Ben de bu Sonbahar-Kış takvimine zaten 8. sezon diye eklemişim (ve o dönem aymamışım duruma). Bugün jeton düştü ve (dahası) rakam hatası yaptım zannedip 9’a çevirmiştim takvimi. Zira az üstte 8. sezon yorumlarım da var.
Velakin ITV’nin sitesinde anca 801 var. 901 halen ortada olmayınca ne oluyoruz diye biraz baktım (artık). Wiki’de yazıyor ITV’nin sezonu yeni yayınlamaya başladığı. Gelecek sezon da 9 olacak tabii. Artık ne zaman olursa…
Takvimden ve Ocak Ekranı’ndan da aldım. Niye bu kadar yazdım bilmiyorum ama neyse.
grantchester malum yerlerden birine istediğim çözünürlük ve boyutta paket olarak gelince okb olarak kendimi tutamamıştım ama ilk sezonu izlerken hiç benlik olmadığı ortaya çıktı. çok sıradan bir formüllü polisiye. sezonluk konuları olup biraz daha güzel ele alınsaydı belki devam ederdim.
Grantchester Season 9 Trailer
Father Brown: Onay
– Grantchester 9. sezon 8 bölümmüş, bu sefer 6 değil.
– Önce yayınlayan yine PBS olduğu için hepsini siteden yayınlamışlar bile. Şimdilik malumlarda ilk bölümü gördüm ama gerisi gelir herhalde.
Ek: TV’de yayınlanan ilk bölüm ABD’deki herkese açık, gerisi ücretli (bağış) üyelik sonrası izlenir durumdaymış.
– PBS’teki kısa özetlere birazcık baktım, Will’in gidişini 2. bölümle birlikte yapıyorlar belli ki. 3. bölümde yepisyeni Vicar var.
Grantchester 9. sezon ilk bölümü izledim. Tamamı düşse bile TV yayınıyla birlikte devam ederim tahminen.

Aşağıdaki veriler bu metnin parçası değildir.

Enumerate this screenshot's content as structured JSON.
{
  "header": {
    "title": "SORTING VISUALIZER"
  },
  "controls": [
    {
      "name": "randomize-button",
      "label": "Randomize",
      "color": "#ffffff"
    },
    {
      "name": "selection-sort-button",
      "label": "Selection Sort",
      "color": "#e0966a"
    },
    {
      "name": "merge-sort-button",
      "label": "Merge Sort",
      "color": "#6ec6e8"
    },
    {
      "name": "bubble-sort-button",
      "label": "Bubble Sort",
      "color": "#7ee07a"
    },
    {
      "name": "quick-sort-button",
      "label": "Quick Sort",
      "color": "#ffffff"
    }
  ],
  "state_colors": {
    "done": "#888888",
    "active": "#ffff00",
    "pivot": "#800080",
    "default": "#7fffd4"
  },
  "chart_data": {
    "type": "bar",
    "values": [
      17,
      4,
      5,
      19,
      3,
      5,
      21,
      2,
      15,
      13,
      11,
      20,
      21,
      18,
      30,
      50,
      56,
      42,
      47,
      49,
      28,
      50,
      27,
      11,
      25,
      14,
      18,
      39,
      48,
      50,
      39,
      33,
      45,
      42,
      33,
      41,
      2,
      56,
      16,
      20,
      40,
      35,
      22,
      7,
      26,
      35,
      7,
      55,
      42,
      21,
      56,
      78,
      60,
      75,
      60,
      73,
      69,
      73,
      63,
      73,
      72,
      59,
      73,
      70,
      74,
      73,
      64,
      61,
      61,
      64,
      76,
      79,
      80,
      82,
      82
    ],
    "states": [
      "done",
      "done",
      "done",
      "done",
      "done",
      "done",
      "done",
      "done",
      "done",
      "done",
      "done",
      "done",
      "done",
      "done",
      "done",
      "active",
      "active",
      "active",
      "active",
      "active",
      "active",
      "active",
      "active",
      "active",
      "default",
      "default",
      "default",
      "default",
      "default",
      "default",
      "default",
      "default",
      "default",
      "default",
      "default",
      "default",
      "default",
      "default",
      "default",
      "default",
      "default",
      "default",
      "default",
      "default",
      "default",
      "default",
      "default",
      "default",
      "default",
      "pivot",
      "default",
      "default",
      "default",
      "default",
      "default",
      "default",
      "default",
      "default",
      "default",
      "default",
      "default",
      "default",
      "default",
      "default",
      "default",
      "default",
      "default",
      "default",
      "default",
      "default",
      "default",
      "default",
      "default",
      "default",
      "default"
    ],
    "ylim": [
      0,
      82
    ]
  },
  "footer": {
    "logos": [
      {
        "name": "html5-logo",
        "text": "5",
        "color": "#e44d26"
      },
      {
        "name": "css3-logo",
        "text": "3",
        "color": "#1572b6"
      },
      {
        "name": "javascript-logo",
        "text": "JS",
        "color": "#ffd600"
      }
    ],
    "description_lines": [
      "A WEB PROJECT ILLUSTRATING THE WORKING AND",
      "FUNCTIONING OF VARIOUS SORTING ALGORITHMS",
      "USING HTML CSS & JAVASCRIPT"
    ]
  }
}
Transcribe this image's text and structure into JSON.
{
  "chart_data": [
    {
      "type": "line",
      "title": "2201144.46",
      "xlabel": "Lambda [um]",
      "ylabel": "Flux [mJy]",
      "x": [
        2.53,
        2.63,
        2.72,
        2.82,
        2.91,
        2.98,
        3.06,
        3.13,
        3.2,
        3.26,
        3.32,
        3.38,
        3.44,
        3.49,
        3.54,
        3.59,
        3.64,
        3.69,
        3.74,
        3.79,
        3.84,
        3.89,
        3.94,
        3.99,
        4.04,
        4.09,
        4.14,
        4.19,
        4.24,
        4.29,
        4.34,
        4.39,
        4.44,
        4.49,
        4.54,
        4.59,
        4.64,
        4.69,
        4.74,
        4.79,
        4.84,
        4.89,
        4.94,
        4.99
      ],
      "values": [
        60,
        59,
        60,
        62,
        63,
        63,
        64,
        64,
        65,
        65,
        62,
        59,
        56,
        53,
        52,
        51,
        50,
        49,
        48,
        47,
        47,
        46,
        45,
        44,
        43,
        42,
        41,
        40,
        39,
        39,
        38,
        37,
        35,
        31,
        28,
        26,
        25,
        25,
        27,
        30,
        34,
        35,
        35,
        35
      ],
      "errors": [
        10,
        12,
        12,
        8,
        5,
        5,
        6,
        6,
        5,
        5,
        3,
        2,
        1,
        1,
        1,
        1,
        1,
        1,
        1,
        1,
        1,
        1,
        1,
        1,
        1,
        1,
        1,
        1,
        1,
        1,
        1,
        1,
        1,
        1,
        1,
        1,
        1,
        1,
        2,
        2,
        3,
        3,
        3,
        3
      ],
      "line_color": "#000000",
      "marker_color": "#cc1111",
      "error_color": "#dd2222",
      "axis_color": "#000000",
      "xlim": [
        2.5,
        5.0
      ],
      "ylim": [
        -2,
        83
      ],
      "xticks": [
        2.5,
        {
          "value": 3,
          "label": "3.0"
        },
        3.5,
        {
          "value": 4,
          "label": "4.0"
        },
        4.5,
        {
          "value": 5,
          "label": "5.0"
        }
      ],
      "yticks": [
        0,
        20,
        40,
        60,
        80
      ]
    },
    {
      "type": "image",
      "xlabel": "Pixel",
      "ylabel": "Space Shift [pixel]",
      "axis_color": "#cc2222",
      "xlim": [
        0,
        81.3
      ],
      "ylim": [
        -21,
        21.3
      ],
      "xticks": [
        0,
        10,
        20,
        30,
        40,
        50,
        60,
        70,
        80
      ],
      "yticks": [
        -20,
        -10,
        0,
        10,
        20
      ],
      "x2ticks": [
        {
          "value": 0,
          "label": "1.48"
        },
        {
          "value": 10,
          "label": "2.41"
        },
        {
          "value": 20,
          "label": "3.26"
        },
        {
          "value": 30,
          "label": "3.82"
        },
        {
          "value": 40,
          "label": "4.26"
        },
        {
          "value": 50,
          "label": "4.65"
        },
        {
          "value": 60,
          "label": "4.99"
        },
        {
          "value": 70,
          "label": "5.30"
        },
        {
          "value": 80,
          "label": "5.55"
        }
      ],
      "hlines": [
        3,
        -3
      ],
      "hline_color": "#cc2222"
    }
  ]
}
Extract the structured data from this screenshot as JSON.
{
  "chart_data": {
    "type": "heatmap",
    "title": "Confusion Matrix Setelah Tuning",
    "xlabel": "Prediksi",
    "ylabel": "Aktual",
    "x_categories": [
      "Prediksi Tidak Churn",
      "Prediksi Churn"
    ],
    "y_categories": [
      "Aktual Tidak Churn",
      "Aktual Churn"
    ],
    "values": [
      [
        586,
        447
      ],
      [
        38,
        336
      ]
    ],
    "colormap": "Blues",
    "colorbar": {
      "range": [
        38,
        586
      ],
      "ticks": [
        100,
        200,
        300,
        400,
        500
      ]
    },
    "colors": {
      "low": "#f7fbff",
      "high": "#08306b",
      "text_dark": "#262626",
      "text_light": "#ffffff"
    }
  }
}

* İkinci kez rahip değiştirmeden, son bir sezonla usulünce veda etselerdi keşke. Geldik zaten 9. sezona, yetmez miydi?
* Will’in gidişiyle ilgili kapıyı bu bölümde açmışlar, gelecek bölümde devamını getirirler. Bölümün açılışındaki ‘bu sezon’ videosunda yeni rahipten bir kısım da gösterdiler.
Gerisine de bakarız. Sidney gittiğinde Will’e alışmak da zor olur gibi gelmişti, belki yine sorun olmaz.
Bundan birkaç saat sonra tabii ki 902’yi izledim. Will’e veda ettikleri bölüm de buydu, evet. Güzel bir vedaydı, bu işi beceriyorlar zaten.
Bugün 903’ü izledim ve yeni rahiple tanıştığımız bölüm de bu oldu. Geordie’nin aynı şeyi 3. rahiple yapıyor olmasının dalgasını da geçtiler neyse ki. Ayrıca bu bölüm -en azından şimdilik- sezonda işledikleri en iyi vakaydı bana göre.
Sempatik bir karakter gibi gözüküyor, izledikçe de alışırız zaten. Ama yine ve yeniden, keşke bu sezonu son olarak ayarlasaydınız da güzelce veda etseydik. Bunlar bir de 10. sezonu getirecekler Peki.
İyi denebilecek bir sezondu. Rishi Nair’e gittikçe daha da alıştım, karakterine alışılmayacak bir şey de yok zaten. Diğer tanıdık yüzlerin halen ortalıkta olması da yardımcı oluyor böyle zamanlarda. 903 gibi bazı bölümlerdeki vakalar diğerlerinin önüne geçti ve daha iyiydi her zamanki gibi.
Yalnız geçen seferki durum bana yine dank etti. Sidney’in günahıydı be?! Adam orada, ben burada kahrımızdan gitmediğimiz kalmıştı bir ara. Burada…
Neyse böyleyken böyle. 10. sezonla görüşürüz haliyle.